Blue crabs, like shrimp, are detritus feeders, Muench explains. During years of substantial rains, sufficient supplies of matter wash into the river to decay and provide food for a healthy crab population. But, in drought conditions the crabs retreat upstream, looking for food sources where small streams empty into the river. And that should be their sanctuary; a place to rest, feed and grow undisturbed until they return downstream and to the waiting traps.

Muench admits he has no surveys beyond his own observations over a period of years to back his convictions but is convinced such a protection would preserve the blue crab population for the enjoyment of future generations. The crabber also notes that while Florida has no such blue crab protections in place at the present time, other states have taken such a step. Plus, he adds, Florida does protect many other types of marine life one way or another: manatees with go slow zones and power plant sanctuaries, numerous varieties of fish with season-only harvesting or lasting moratoriums on catching, shrimp and crawfish and oysters with closed seasons and/or maximum take limits.

While he’s not yet ready to take a position on Muench’s question, Dr. Ryan Gandy, a research scientist on the Florida Wildlife Commission staff in St. Petersburg, allows the blue crab of the fisherman’s harvesting area is both unique and ecologically valuable.

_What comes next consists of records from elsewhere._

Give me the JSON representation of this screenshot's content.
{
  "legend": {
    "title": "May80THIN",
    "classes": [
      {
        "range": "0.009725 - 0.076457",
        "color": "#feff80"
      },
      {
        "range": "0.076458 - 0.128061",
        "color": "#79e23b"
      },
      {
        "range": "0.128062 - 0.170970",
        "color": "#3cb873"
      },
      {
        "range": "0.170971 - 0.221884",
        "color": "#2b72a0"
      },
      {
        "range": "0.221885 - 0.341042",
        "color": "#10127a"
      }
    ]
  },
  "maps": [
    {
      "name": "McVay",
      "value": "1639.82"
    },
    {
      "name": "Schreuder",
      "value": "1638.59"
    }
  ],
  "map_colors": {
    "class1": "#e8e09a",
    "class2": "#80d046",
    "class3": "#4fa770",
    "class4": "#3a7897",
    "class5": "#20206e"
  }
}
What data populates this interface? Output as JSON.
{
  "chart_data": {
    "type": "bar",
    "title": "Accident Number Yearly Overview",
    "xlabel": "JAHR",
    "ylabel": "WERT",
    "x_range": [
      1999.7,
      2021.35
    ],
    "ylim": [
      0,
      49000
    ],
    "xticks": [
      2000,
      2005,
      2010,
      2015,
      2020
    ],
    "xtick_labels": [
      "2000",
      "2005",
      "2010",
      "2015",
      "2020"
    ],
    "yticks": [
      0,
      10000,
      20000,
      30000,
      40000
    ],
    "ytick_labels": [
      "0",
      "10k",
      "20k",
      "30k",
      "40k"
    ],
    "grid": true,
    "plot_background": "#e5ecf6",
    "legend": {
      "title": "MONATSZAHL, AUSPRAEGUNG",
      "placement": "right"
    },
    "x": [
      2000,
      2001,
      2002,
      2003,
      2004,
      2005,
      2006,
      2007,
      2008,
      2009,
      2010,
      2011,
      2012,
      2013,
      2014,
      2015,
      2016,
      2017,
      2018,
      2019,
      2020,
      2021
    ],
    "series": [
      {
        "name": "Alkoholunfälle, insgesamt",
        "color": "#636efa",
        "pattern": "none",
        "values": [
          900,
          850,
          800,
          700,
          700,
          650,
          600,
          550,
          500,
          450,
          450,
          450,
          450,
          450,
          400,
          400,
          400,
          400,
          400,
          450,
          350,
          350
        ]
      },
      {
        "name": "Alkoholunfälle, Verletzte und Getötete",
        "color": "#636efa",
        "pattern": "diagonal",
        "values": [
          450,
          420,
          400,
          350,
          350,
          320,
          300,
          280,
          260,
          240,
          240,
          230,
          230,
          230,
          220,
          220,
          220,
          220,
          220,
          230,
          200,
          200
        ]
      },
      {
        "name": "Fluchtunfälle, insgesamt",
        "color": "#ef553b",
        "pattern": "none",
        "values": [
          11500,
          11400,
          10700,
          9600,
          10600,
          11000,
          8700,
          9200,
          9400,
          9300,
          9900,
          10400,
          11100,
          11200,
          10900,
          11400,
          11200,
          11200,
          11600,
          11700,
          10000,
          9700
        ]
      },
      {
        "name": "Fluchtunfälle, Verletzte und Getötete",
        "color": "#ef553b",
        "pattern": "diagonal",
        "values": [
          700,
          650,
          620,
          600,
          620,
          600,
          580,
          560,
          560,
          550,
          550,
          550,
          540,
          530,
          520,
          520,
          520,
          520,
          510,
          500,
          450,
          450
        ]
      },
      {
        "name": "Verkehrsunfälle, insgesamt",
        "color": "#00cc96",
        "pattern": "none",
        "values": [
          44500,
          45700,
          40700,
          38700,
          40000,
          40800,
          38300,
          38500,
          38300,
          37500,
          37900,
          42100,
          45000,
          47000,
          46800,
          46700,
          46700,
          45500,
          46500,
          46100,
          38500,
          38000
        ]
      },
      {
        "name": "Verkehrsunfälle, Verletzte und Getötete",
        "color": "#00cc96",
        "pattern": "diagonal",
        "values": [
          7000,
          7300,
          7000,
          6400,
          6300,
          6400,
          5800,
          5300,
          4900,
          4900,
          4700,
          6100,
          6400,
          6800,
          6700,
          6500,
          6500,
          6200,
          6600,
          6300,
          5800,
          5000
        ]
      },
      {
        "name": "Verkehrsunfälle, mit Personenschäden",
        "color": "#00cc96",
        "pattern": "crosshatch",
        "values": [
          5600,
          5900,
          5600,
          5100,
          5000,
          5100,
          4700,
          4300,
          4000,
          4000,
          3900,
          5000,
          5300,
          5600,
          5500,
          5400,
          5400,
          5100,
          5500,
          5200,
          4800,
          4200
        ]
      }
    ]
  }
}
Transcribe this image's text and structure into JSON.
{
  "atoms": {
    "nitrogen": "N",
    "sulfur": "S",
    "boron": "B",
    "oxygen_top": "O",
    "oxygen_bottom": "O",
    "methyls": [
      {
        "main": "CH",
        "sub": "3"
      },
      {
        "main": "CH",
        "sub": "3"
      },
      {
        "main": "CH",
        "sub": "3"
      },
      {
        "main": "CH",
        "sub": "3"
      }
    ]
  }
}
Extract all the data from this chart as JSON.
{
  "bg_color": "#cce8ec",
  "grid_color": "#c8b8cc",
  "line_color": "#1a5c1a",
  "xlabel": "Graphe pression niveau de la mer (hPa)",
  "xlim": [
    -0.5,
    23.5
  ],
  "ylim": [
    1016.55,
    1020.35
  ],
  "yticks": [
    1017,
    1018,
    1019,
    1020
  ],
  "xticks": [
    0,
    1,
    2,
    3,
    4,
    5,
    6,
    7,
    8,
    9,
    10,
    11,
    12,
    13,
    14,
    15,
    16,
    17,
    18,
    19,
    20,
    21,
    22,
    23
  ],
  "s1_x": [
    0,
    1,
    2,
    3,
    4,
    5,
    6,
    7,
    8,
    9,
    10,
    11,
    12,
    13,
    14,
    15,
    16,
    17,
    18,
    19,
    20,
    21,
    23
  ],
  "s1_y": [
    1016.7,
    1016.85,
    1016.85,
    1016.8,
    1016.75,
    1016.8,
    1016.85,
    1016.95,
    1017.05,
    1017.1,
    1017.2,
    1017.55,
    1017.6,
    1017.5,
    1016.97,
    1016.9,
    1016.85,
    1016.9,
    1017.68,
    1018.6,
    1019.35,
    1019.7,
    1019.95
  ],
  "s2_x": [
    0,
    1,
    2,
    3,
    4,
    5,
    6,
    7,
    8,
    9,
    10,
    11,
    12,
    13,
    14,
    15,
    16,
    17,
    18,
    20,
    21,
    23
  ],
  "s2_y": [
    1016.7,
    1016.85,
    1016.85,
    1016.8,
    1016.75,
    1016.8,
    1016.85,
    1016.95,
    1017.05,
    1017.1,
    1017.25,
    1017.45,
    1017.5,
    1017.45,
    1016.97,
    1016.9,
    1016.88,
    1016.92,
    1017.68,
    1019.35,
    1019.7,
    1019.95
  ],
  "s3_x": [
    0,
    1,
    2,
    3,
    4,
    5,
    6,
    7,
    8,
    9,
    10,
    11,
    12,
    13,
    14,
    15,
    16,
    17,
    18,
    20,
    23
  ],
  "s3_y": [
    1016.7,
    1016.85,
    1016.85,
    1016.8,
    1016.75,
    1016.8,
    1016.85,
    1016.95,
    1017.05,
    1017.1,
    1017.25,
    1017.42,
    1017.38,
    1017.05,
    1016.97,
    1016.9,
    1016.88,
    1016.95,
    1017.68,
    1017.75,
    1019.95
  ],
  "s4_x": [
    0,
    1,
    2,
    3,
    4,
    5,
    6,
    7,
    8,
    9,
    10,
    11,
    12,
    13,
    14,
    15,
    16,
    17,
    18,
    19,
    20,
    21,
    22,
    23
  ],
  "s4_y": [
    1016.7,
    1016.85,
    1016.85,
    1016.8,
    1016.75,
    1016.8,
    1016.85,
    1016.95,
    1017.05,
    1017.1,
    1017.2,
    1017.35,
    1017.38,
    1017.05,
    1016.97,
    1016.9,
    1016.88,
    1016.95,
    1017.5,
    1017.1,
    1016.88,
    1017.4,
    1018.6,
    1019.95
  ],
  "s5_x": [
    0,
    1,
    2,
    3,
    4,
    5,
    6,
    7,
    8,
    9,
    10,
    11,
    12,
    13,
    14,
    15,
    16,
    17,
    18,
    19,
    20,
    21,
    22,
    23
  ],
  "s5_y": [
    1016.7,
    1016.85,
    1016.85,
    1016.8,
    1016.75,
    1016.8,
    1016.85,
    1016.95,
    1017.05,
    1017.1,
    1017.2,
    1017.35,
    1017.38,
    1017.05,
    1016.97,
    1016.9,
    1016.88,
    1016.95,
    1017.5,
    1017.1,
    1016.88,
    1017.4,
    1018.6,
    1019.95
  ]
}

FWC has not conducted any studies or surveys that would substantiate Muench’s contention the blue crab population in the Little Manatee River area has diminished or radically fluctuated over time, Gandy notes. But, the agency has been able to demonstrate the crabs will migrate en masse hundreds of miles along the Florida west coast. This makes them unique, Gandy says, unlike other crab varieties and differentiated from other blues.

Moreover, the blue crab is both predator and prey, Gandy adds, feeding on other organisms and also becoming dinner for larger marine life. This fact makes the crab unarguably an important piece in the ecological chain, the scientist says.

Muench , currently a member of the FWC blue crab advisory committee, plans to open discussion of a sanctuary for the crustacean before the committee when it next meets in February.

And in response, Gandy says “we’re open to looking into it”.

Meanwhile, Muench wants to know if there’s public support for protecting the little crab with the big taste. It is such support, he suggests, that would go a long way toward bringing the FWC into the sanctuary camp. The public meeting is set for 6:30 PM, Wednesday, December 8, in the SouthShore Regional Library conference room, adjacent to 19th Avenue N.E.